The desire to ignore the elephant in the room is easy to understand, but Obama will not have that luxury. With the Jeremiah Wright fiasco, Obama was stripped of his post-racial image, transformed in the eyes of many whites from a candidate who happened to be black into a black candidate. And now he faces a Republican machine intent on blackening him further still. Add to that his exotic background (Kenyan father, Indonesian upbringing), his middle name, his urbanity and intellectualism, and the scale of the challenge ahead for him comes into sharp relief. Whereas Reagan was an otherwise familiar archetype who needed to convince America that he was neither senile nor crazy, Obama has to make the country comfortable with the most unusual profile of any person ever to come within spitting distance of occupying the White House—while at the same time preventing the election from becoming a race consumed by race.

I do happen to own a color television; I was able to discern Barack Obama's race for myself before the Jeremiah Wright scandal, thank you very much. Somehow, Heilemann manages to miss the fact that what America objected to about Wright had absolutely nothing to do with race but can be summed up with Wright's emphatic, "God Damn America" from the pulpit.
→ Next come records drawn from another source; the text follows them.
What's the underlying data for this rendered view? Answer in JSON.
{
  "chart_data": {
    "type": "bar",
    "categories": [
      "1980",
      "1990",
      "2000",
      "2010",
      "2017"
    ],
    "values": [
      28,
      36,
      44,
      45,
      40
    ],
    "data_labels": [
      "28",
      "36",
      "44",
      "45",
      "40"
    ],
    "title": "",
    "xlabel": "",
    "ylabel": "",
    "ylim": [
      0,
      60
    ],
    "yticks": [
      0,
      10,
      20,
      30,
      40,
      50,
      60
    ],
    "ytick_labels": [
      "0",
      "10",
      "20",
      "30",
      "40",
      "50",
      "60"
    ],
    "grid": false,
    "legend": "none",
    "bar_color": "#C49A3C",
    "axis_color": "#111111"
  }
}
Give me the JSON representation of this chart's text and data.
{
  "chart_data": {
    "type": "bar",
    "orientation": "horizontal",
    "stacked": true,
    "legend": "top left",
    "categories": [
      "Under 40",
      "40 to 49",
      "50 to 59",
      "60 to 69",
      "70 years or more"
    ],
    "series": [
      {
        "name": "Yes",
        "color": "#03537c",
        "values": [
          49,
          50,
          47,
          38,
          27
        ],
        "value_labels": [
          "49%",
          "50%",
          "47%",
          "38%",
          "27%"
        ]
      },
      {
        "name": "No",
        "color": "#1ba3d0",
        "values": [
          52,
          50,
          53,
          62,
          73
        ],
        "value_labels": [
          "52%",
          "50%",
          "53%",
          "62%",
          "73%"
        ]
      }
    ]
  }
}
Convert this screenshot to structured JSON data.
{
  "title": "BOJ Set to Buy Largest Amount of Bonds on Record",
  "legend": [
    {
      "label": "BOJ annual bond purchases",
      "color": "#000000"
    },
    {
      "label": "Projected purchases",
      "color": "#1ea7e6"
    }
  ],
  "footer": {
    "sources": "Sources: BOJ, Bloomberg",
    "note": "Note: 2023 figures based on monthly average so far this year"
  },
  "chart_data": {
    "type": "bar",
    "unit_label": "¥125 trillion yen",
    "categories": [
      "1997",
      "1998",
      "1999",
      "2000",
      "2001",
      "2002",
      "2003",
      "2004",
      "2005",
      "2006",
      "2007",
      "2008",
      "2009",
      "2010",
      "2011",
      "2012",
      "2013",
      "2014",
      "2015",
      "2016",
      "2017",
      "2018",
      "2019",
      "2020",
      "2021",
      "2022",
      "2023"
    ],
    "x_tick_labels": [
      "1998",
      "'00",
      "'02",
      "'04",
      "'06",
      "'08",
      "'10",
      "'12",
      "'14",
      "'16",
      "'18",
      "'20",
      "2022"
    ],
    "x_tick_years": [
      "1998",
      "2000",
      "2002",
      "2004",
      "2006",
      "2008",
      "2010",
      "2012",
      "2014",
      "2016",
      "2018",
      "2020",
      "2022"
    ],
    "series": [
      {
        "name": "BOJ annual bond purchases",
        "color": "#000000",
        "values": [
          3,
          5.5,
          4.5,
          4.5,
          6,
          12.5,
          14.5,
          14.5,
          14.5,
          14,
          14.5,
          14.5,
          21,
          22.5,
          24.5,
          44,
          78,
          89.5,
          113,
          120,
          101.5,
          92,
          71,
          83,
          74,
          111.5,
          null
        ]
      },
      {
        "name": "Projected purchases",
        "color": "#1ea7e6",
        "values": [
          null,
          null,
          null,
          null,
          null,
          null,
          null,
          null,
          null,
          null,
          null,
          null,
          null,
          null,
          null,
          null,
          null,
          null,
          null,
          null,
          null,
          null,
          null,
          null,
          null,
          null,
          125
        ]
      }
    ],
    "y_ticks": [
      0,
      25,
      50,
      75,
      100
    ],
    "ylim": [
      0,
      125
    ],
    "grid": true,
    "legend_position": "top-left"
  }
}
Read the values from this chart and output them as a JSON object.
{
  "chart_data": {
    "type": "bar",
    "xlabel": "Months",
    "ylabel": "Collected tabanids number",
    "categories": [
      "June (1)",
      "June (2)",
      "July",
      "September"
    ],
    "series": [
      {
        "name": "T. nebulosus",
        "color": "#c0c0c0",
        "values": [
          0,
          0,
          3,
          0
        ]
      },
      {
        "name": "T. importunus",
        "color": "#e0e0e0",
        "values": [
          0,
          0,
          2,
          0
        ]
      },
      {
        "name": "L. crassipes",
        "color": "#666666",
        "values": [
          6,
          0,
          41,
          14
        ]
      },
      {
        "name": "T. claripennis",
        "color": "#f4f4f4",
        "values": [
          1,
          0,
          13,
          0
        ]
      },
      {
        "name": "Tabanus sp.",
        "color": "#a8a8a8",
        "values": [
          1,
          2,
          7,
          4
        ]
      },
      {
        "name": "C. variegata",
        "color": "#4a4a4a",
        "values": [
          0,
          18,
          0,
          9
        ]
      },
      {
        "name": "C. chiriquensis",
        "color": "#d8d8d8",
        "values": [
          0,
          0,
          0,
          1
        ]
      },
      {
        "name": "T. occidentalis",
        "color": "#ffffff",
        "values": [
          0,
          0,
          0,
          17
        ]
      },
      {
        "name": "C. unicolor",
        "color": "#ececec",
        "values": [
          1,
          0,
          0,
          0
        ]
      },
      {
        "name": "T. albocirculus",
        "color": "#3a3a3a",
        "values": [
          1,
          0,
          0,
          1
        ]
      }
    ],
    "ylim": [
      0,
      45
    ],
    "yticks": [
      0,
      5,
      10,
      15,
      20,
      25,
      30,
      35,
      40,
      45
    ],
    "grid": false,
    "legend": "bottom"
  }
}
Heilemann also conveniently omits two other Obama associates from his analysis -- William Ayers and Beradine Dohrn. Furthermore, it wasn't Reagan's "familiar archetype" that won him the presidency twice. It was his policies (oh yeah, and the fact that he managed not to make friends with anyone who happily admits to bombing the Pentagon). If Obama imitated Reagan's policies, he would win in a landslide. Instead, Obama takes a page from Jimmy Carter and proposes windfall profits taxes on eeeeevil oil companies. If Barack Obama were preaching smaller government, smaller taxes, and a coherent foreign policy, I would donate my next paycheck to his campaign and skip merrily to the polls in November to vote for him.


Would it really seem strange from that vantage point if the first black major-party nominee—a guy with a thin résumé, no foreign-policy credentials in an era scarred by terrorism, a background alien to much of Wonder Bread America, and the full name Barack Hussein Obama—lost? No, it would seem inevitable. That Obama has convinced us that the opposite outcome is even possible is testament to his many gifts. The next three months will show whether they include a talent that would serve him very well in the Oval Office: the ability to conduct a necessary, indeed vital, conversation that no one really wants to have. [Empahsis added]

"Wonder Bread America" For real? Did someone really write that phrase while lecturing others on their supposed racial intolerance? The cognitive dissonance makes my head hurt. We keep hearing about how Obama will lead us all in this "necessary, indeed vital, conversation that no one really wants to have." where in people like John Heilemann imagine all us crackers would confess our burning racist hatred and promise to vote Democratic to atone for our sins.

Obama may indeed lead us in a conversation about race, but the real topic might not be the ills of "Wonder Bread America." Instead, it might about how the racial paranoia of people like John Heilemann and Jeremiah Wright harms the noble cause of racial equality. Baselessly flinging the epithet "racist" is the equivalent of any other racist slur. It not only maligns an innocent party, but it weakens the meaning of the word and erodes our ability to identify true instances of racism.